A fixação de multa diária por atraso no cumprimento da decisão é regular. A 7ª Turma desta C. Corte entende que o prazo para cumprimento deve ser de 45 dias úteis. Nesse quadro, é regular a exigência de multa diária se constatada a demora na implantação do benefício.
Inverto o ônus sucumbencial. Condeno a autarquiaao pagamento de honorários advocatícios fixadosem 10% (dez por cento)sobre o valor da condenação, observados os termos da Súmula nº 111 e de acordo com o decidido no Tema 1105, ambos do Superior Tribunal de Justiça.
Por tais fundamentos, dou provimento à apelação da parte autora para determinar que o INSS lhe conceda o benefício de aposentadoria por invalidez com DIB em 04/08/2020.
É o voto.
Comunique o INSS para a implantação do benefício.
E M E N T A
PREVIDENCIÁRIO. APELAÇÃO CÍVEL. AUXÍLIO-DOENÇA OU APOSENTADORIA POR INVALIDEZ. INCAPACIDADE PARCIAL E PERMANENTE. CONDIÇÕES PESSOAIS. SÚMULA 47/TNU. INVERSÃO DO ÔNUS. MULTA SE ATRASO NA IMPLANTAÇÃO DO BENEFÍCIO
1. O perito concluiu pela incapacidade parcial e permanente.
2. Uma vez reconhecida a incapacidade parcial para o trabalho, o juiz deve analisar as condições pessoais e sociais do segurado para a concessão de aposentadoria por invalidez”. Inteligência da Súmula 47/TNU.
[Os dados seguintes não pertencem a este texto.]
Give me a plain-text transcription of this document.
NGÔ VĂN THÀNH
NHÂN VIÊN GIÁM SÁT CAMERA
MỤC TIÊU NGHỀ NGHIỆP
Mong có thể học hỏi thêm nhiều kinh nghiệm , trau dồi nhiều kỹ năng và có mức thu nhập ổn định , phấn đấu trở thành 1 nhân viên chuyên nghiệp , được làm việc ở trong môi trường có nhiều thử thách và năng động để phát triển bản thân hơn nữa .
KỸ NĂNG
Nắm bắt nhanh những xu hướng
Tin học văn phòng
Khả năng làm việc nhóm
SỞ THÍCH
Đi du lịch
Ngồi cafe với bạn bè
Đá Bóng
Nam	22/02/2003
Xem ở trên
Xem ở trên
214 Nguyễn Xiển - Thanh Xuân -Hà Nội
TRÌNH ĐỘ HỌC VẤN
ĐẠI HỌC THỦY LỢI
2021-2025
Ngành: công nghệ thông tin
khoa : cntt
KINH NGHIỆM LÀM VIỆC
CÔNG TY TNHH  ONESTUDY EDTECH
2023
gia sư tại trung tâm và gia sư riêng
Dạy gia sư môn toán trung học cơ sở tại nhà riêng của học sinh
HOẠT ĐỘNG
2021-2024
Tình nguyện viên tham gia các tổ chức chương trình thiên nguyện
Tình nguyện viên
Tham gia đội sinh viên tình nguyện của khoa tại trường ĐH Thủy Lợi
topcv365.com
3. Diante das condições sociais da parte autora, improvável a sua reinserção no mercado de trabalho. Ainda que o laudo pericial vislumbre a possibilidade de realização de outras atividades profissionais, com o nível de instrução que possui e o tempo de afastamento do mercado de trabalho, entendo ineficaz a medida
4. Assim sendo, é devido o benefício de aposentadoria por invalidez, porque há prova da incapacidade permanente, nos termos dos artigos 42, da Lei Federal nº. 8.213/91.
5. Conforme jurisprudência consolidada, o termo inicial do benefício deve ser fixado na data do seu pedido administrativo e, na sua ausência, na data da citação (Súmula nº 576, do Superior Tribunal de Justiça). Assim, deve ser fixada a data de início do benefício (DIB) em 02/06/2022.
6. Apliquem-se para o cálculo dos juros de mora e correção monetária, os critérios estabelecidos pelo Manual De Orientação de Procedimentos para os Cálculos na Justiça Federal vigente à época da elaboração da conta de liquidação.
7. Cabível a decretação da antecipação da tutela, se evidenciados a probabilidade do direito e a urgência na implantação do benefício em razão de risco de dano irreparável ou de difícil reparação. Inteligência dos artigos 300 e 497 do Código de Processo Civil.
8. A fixação de multa diária por atraso no cumprimento da decisão é regular. A 7ª Turma desta C. Corte entende que o prazo para cumprimento deve ser de 45 dias úteis. Nesse quadro, é regular a exigência de multa diária se constatada a demora na implantação do benefício.
9. Apelação da parte autora provida.